His research involves modifying the gait of fruit flies as they walk on tiny treadmills and learn to avoid obstacles . By manually changing when the proprioceptor – limb control – neurons activate, the flies’ gait can also be modified. Modifying the neural activity cause the flies’ gait to change, which then causes the flies’ fine motor control system to adapt. This adaption allows the flies to retrain their motor control neurons to work even in non-ideal circumstances. Dr. Tuthill hopes the work into fly neuron adaptation aids therapeutic efforts for nerve injury in humans.
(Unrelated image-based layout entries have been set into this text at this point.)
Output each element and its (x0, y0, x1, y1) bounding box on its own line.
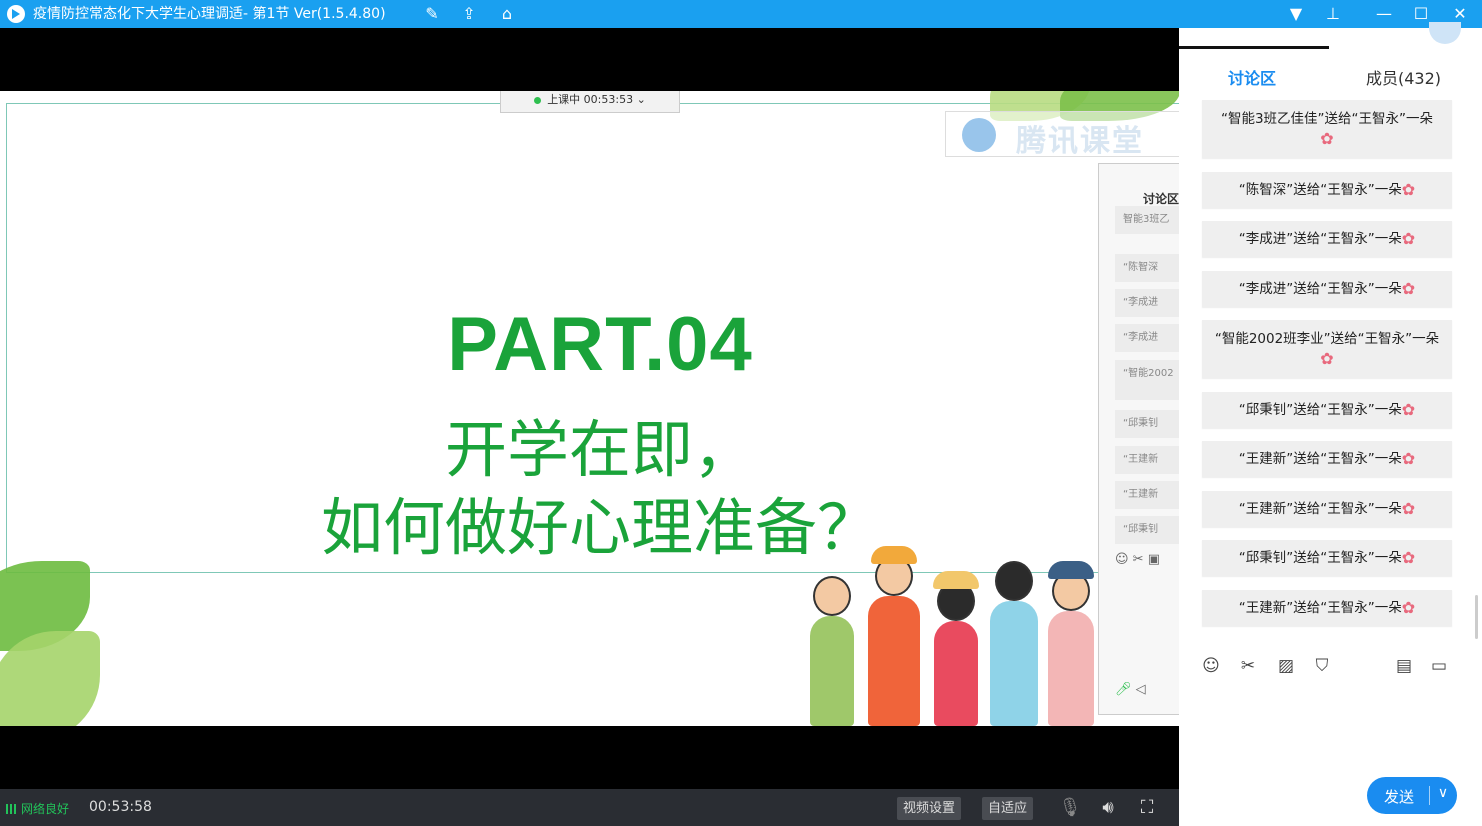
chevron-down-icon[interactable]: ∨ (1433, 785, 1453, 801)
tab-indicator (1179, 46, 1329, 49)
chat-message: “王建新”送给“王智永”一朵✿ (1202, 590, 1452, 626)
chat-message: “陈智深”送给“王智永”一朵✿ (1202, 172, 1452, 208)
adaptive-button[interactable]: 自适应 (982, 797, 1034, 820)
chat-message: “王建新”送给“王智永”一朵✿ (1202, 441, 1452, 477)
tab-discussion[interactable]: 讨论区 (1228, 65, 1276, 89)
chat-message: “李成进”送给“王智永”一朵✿ (1202, 271, 1452, 307)
chat-message: “李成进”送给“王智永”一朵✿ (1202, 221, 1452, 257)
flower-icon: ✿ (1320, 349, 1334, 368)
notification-icon[interactable] (1429, 22, 1461, 44)
bottom-control-bar: 网络良好 00:53:58 视频设置 自适应 🎙︎ 🔊︎ ⛶ (0, 789, 1179, 826)
pin-icon[interactable]: ⊥ (1315, 0, 1351, 28)
app-logo-icon (7, 5, 25, 23)
flower-icon: ✿ (1401, 449, 1416, 468)
signal-icon (6, 804, 18, 814)
flower-icon: ✿ (1401, 548, 1416, 567)
fullscreen-icon[interactable]: ⛶ (1135, 796, 1159, 820)
home-icon[interactable]: ⌂ (496, 3, 518, 25)
video-area[interactable]: 上课中 00:53:53 ⌄ 腾讯课堂 PART.04 开学在即， 如何做好心理… (0, 28, 1179, 789)
watermark: 腾讯课堂 (945, 111, 1179, 159)
discussion-panel: 讨论区 成员(432) “智能3班乙佳佳”送给“王智永”一朵 ✿ “陈智深”送给“… (1179, 22, 1482, 826)
emoji-icon[interactable]: ☺ (1200, 655, 1222, 677)
screenshot-icon[interactable]: ✂ (1237, 655, 1259, 677)
chat-message: “智能3班乙佳佳”送给“王智永”一朵 ✿ (1202, 100, 1452, 158)
elapsed-time: 00:53:58 (89, 799, 152, 815)
chat-message: “王建新”送给“王智永”一朵✿ (1202, 491, 1452, 527)
flower-icon: ✿ (1401, 279, 1416, 298)
window-title: 疫情防控常态化下大学生心理调适- 第1节 Ver(1.5.4.80) (33, 6, 386, 22)
flower-icon: ✿ (1401, 180, 1416, 199)
play-logo-icon (962, 118, 996, 152)
video-settings-button[interactable]: 视频设置 (897, 797, 962, 820)
children-illustration (800, 531, 1100, 726)
mic-muted-icon[interactable]: 🎙︎ (1058, 796, 1082, 820)
flower-icon: ✿ (1401, 229, 1416, 248)
slide-part-title: PART.04 (447, 302, 753, 387)
class-status-badge[interactable]: 上课中 00:53:53 ⌄ (500, 91, 680, 113)
shared-discussion-panel: 讨论区 智能3班乙 “陈智深 “李成进 “李成进 “智能2002 “邱秉钊 “王… (1098, 163, 1179, 715)
flower-icon: ✿ (1401, 499, 1416, 518)
flower-icon: ✿ (1320, 129, 1334, 148)
chat-message: “邱秉钊”送给“王智永”一朵✿ (1202, 392, 1452, 428)
share-icon[interactable]: ⇪ (458, 3, 480, 25)
watermark-text: 腾讯课堂 (1016, 124, 1144, 159)
card-icon[interactable]: ▤ (1393, 655, 1415, 677)
mini-toolbar-icons: ☺ ✂ ▣ (1115, 552, 1160, 567)
message-icon[interactable]: ▭ (1428, 655, 1450, 677)
mini-mic-icon: 🎤︎ ◁ (1115, 682, 1146, 697)
chat-message: “邱秉钊”送给“王智永”一朵✿ (1202, 540, 1452, 576)
dropdown-menu-icon[interactable]: ▼ (1278, 0, 1314, 28)
minimize-button[interactable]: — (1366, 0, 1402, 28)
live-dot-icon (534, 96, 542, 104)
title-bar: 疫情防控常态化下大学生心理调适- 第1节 Ver(1.5.4.80) ✎ ⇪ ⌂… (0, 0, 1482, 28)
chat-message: “智能2002班李业”送给“王智永”一朵 ✿ (1202, 320, 1452, 378)
shared-slide: 上课中 00:53:53 ⌄ 腾讯课堂 PART.04 开学在即， 如何做好心理… (0, 91, 1179, 726)
shield-icon[interactable]: ⛉ (1311, 655, 1333, 677)
image-icon[interactable]: ▨ (1275, 655, 1297, 677)
send-button[interactable]: 发送 ∨ (1367, 777, 1457, 814)
leaf-decoration (0, 631, 100, 726)
flower-icon: ✿ (1401, 598, 1416, 617)
network-status: 网络良好 (6, 800, 69, 817)
tab-members[interactable]: 成员(432) (1366, 65, 1441, 89)
flower-icon: ✿ (1401, 400, 1416, 419)
scrollbar[interactable] (1475, 595, 1478, 639)
speaker-icon[interactable]: 🔊︎ (1096, 796, 1120, 820)
edit-icon[interactable]: ✎ (421, 3, 443, 25)
slide-subtitle-line1: 开学在即， (444, 413, 755, 486)
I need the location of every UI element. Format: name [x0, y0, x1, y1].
UWIN graduate fellow Thomas Mohren and UWIN faculty Bing Brunton, Steve Brunton, and Tom Daniel published a paper in PNAS (Proceedings of the National Academy of Sciences of the United States of America) on how flying insects can detect changes in their flight patterns using only a few complex sensors. In order to navigate quickly in complex situations, insects require rapid feedback from the multitude of sensors found on their wings, antennae, and other body parts. The paper, titled “Neural-inspired sensors enable sparse, efficient classification of spatiotemporal data,” describes how insects use both the location of the sensors and the temporal history of the wing motions to sense body rotations.
The researchers use computer models to investigate how insect sensors help detect disturbances. They found a few vital pieces in the insects intake and processing mechanisms. The temporal filter, which modifies environmental inputs with relation to the history of the wings, alongside a non-linear transformation of the received signal at every sensor was crucial for the detection of rotations. These two input modifications, as well as the precise layout of sensors across the wing made it so only a few sensors were required for this detection. The group of researchers believe the principle of neural encoding and sparse placement of sensors hold promise for man-made system. they are now working to implement biologically inspired sensors into robotic platforms.
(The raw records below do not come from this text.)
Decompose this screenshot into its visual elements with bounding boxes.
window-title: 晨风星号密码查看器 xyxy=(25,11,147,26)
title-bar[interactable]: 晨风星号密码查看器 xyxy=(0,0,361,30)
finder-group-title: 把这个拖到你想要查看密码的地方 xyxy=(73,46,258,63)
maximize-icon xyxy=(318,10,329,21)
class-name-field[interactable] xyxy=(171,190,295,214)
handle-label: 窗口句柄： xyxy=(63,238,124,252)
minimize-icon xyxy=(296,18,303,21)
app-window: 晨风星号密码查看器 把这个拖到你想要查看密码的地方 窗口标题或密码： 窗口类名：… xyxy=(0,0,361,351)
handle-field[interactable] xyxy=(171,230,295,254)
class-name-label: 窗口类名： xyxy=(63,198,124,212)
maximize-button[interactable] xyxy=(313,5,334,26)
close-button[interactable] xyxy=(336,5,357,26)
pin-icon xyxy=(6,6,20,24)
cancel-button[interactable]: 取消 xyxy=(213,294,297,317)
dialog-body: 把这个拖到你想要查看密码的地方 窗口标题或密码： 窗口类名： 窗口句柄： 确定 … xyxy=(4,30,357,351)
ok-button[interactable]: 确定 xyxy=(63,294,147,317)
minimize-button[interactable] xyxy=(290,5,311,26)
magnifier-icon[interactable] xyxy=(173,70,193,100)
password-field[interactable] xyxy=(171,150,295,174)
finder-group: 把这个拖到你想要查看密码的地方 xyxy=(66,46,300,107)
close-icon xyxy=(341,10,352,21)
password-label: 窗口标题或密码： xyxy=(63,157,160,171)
UWIN faculty member and Washington Research Foundation (WRF) Innovation Assistant Professor in Neuroengineering Azadeh Yazdan published a paper in eLIFE on how brain stimulation changes the ability of neurons to activate and encourage a learning state. The paper titled “Target cortical reorganization using optogenetics in non-human primates” describes investigations into the large-scale connections between brain regions, testing if the relationship between regions become stronger or weaker with varied stimulation.
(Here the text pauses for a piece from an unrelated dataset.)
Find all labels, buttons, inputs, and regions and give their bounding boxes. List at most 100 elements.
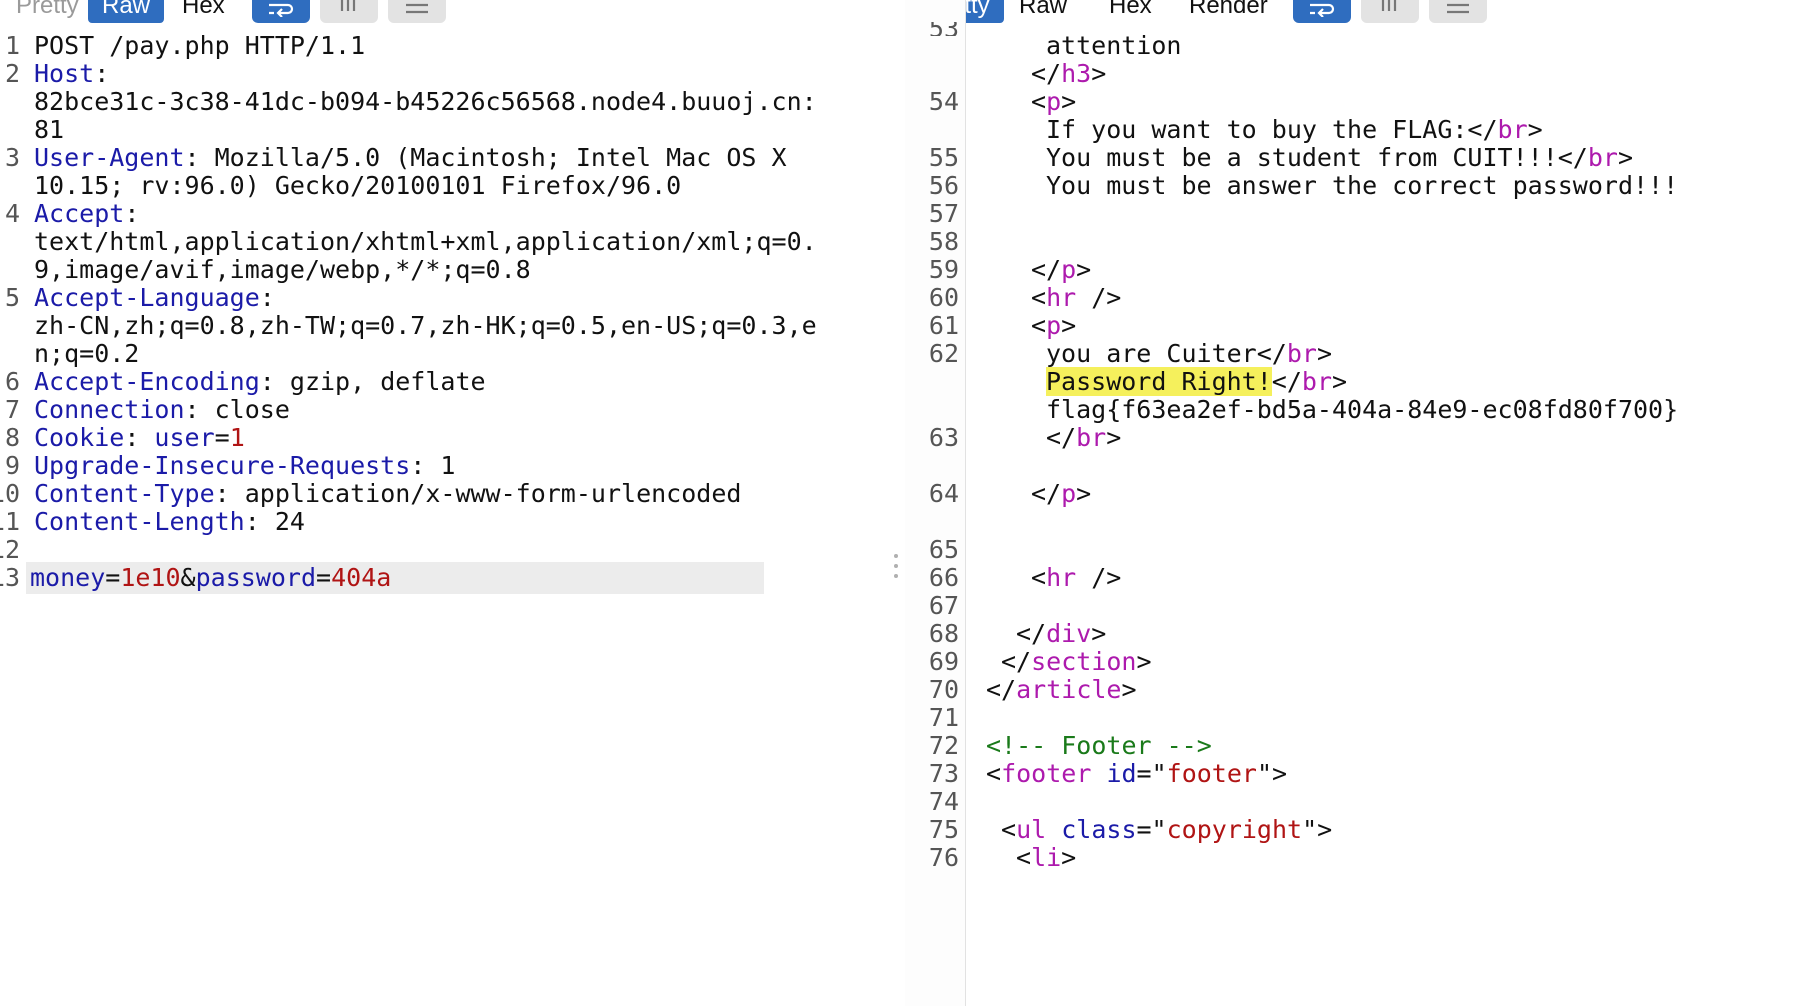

When people preform everyday actions, connections occur between the sensory and motor areas in the brain. As this action happens more often, those connections becomes stronger. Strengthening connections allow us to learn new skills, and may be key to relearning skills lost due to a brain injury. While many studies have addressed this idea in individual neurons, the importance of strengthened connections can also be expanded to brain regions. Yazdan used a type of virus with the ability to embed light-sensitive proteins into neurons to modify the neurons of macaque monkeys. This allows for researchers to specifically activate certain neurons in the brain, isolating desired regions for connectivity and investigation. Using a concentrated light, researchers activated small regions of tissue within the brain and measured the activity of the regions electronically, displaying the reaction of the regions. While much of the brain followed the assumption that co-activation strengthens connections between brain areas, smaller brain regions had more variability, with some connections becoming weaker overall.
Using the understanding gained through these experiments, researchers can continue to refine therapies that use brain stimulation, such as those used in Parkinson’s disease. Researchers hope to use the brain’s natural learning and growing process to cure or recover from neurological illness and traumas.